Exploring economic, industrial effects of Keystone XL pipeline reversal
WASHINGTON (Gray DC) - Republican lawmakers are critical of President Biden’s decision to reverse the Keystone XL pipeline permit.
Both Republican Senators Jerry Moran and Roger Marshall of Kansas are claiming thousands of American jobs will be lost.
It’s a concern that’s also echoed by many leaders in the oil and gas industry.
“We think it was really misguided,” Senior Vice President for Government Relations for the Independent Petroleum Association of America Dan Naatz said about President Biden’s executive order. “It impacts jobs and economies through the inner-mountain West, all the way through the country.”
This rhetoric is the latest in a ten-year tussle between policymakers, environmentalists, and the fossil fuel industry, surrounding the future of the Keystone XL pipeline.
The 1,700-mile pipeline was planned to carry roughly 800,000 barrels of oil a day from Alberta to the Texas Gulf Coast, passing through Montana, South Dakota, Nebraska, Kansas, and Oklahoma.
In 2015, after a series of environmental and federal reviews, the Obama administration rejected TransCanada’s permit request to expand the original keystone pipeline.
But first, they took a detailed look at the numbers.
The State Department found the project would create around 3,900 hundred direct, temporary construction jobs in the pipeline’s path. It would also contribute 3.4 billion to the nation’s GDP.
The details are outlined in this 2014 report.
Five years ago, as Secretary of State, John Kerry was the one who swung the hammer on the project. He said his decision wasn’t based on numbers, but on combatting the climate crisis.

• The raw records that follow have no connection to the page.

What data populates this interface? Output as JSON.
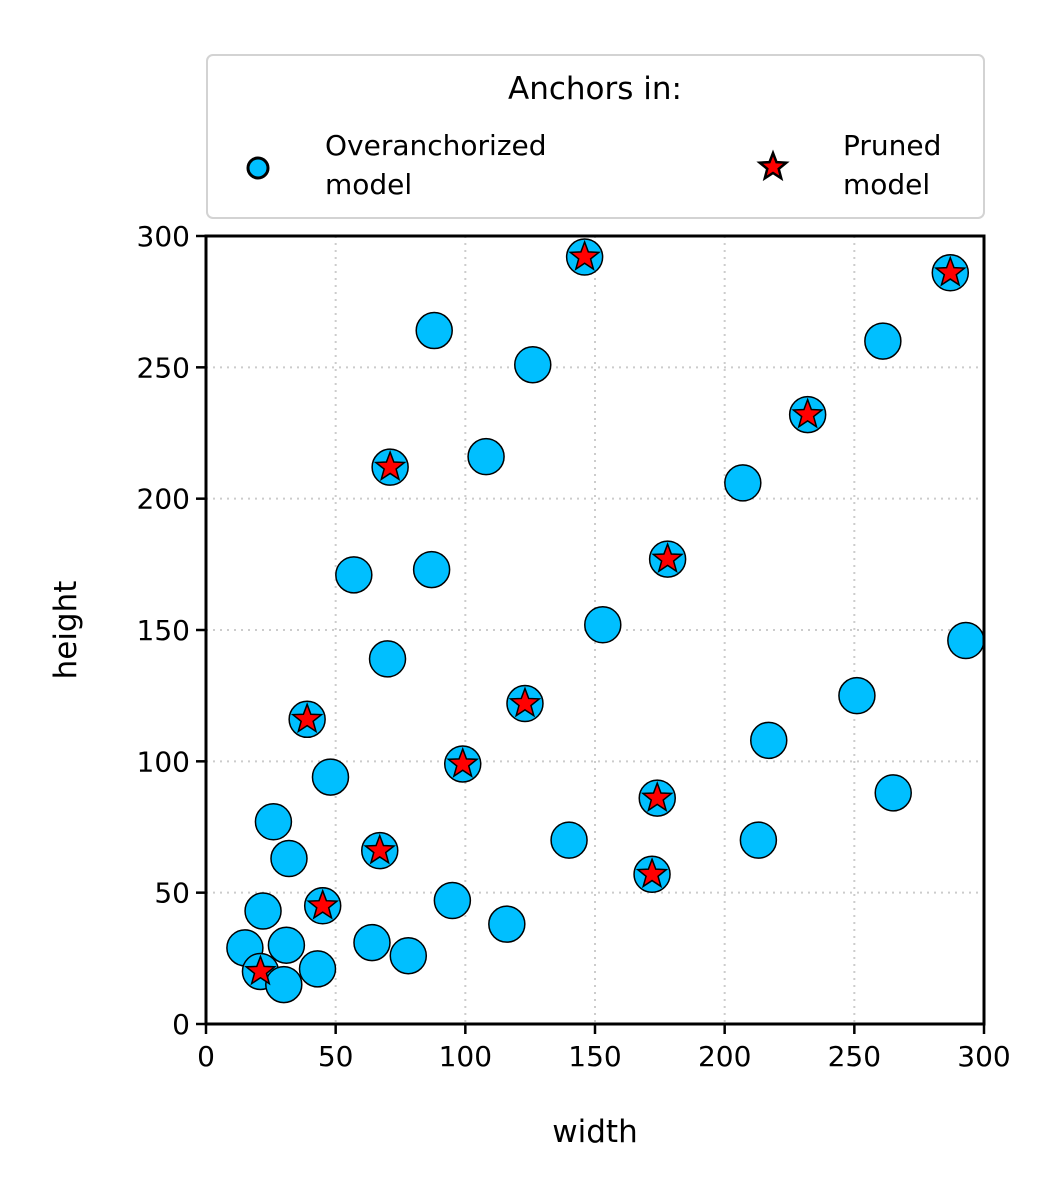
{
  "chart_data": {
    "type": "scatter",
    "xlabel": "width",
    "ylabel": "height",
    "xlim": [
      0,
      300
    ],
    "ylim": [
      0,
      300
    ],
    "xticks": [
      0,
      50,
      100,
      150,
      200,
      250,
      300
    ],
    "yticks": [
      0,
      50,
      100,
      150,
      200,
      250,
      300
    ],
    "grid": true,
    "legend": {
      "title": "Anchors in:",
      "placement": "top, above plot",
      "entries": [
        {
          "label_line1": "Overanchorized",
          "label_line2": "model"
        },
        {
          "label_line1": "Pruned",
          "label_line2": "model"
        }
      ]
    },
    "series": [
      {
        "name": "Overanchorized model",
        "marker": "circle",
        "color": "#00bfff",
        "points": [
          [
            15,
            29
          ],
          [
            21,
            20
          ],
          [
            22,
            43
          ],
          [
            26,
            77
          ],
          [
            30,
            15
          ],
          [
            31,
            30
          ],
          [
            32,
            63
          ],
          [
            39,
            116
          ],
          [
            43,
            21
          ],
          [
            45,
            45
          ],
          [
            48,
            94
          ],
          [
            57,
            171
          ],
          [
            64,
            31
          ],
          [
            67,
            66
          ],
          [
            70,
            139
          ],
          [
            71,
            212
          ],
          [
            78,
            26
          ],
          [
            87,
            173
          ],
          [
            88,
            264
          ],
          [
            95,
            47
          ],
          [
            99,
            99
          ],
          [
            108,
            216
          ],
          [
            116,
            38
          ],
          [
            123,
            122
          ],
          [
            126,
            251
          ],
          [
            140,
            70
          ],
          [
            146,
            292
          ],
          [
            153,
            152
          ],
          [
            172,
            57
          ],
          [
            174,
            86
          ],
          [
            178,
            177
          ],
          [
            207,
            206
          ],
          [
            213,
            70
          ],
          [
            217,
            108
          ],
          [
            232,
            232
          ],
          [
            251,
            125
          ],
          [
            261,
            260
          ],
          [
            265,
            88
          ],
          [
            287,
            286
          ],
          [
            293,
            146
          ]
        ]
      },
      {
        "name": "Pruned model",
        "marker": "star",
        "color": "#ff0000",
        "points": [
          [
            21,
            20
          ],
          [
            39,
            116
          ],
          [
            45,
            45
          ],
          [
            67,
            66
          ],
          [
            71,
            212
          ],
          [
            99,
            99
          ],
          [
            123,
            122
          ],
          [
            146,
            292
          ],
          [
            172,
            57
          ],
          [
            174,
            86
          ],
          [
            178,
            177
          ],
          [
            232,
            232
          ],
          [
            287,
            286
          ]
        ]
      }
    ]
  }
}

Now, he’s part of President Biden’s climate team.
Following President Biden’s slew of climate executive orders this week, Naatz says he’s concerned about the future and is calling for his industry to be included in the conversation.
“We think we can be a contribution to the question of reducing greenhouse gas emissions, but at the same time producing energy the country is going to need,” said Naatz.
Many Republican lawmakers, including Senators Jerry Moran (R-Kan.) and Roger Marshall (R-Kan.), have introduced legislation to authorize continued construction of the Keystone XL Pipeline.
The Republican Congress passed a similar bill in 2015, but President Obama vetoed it.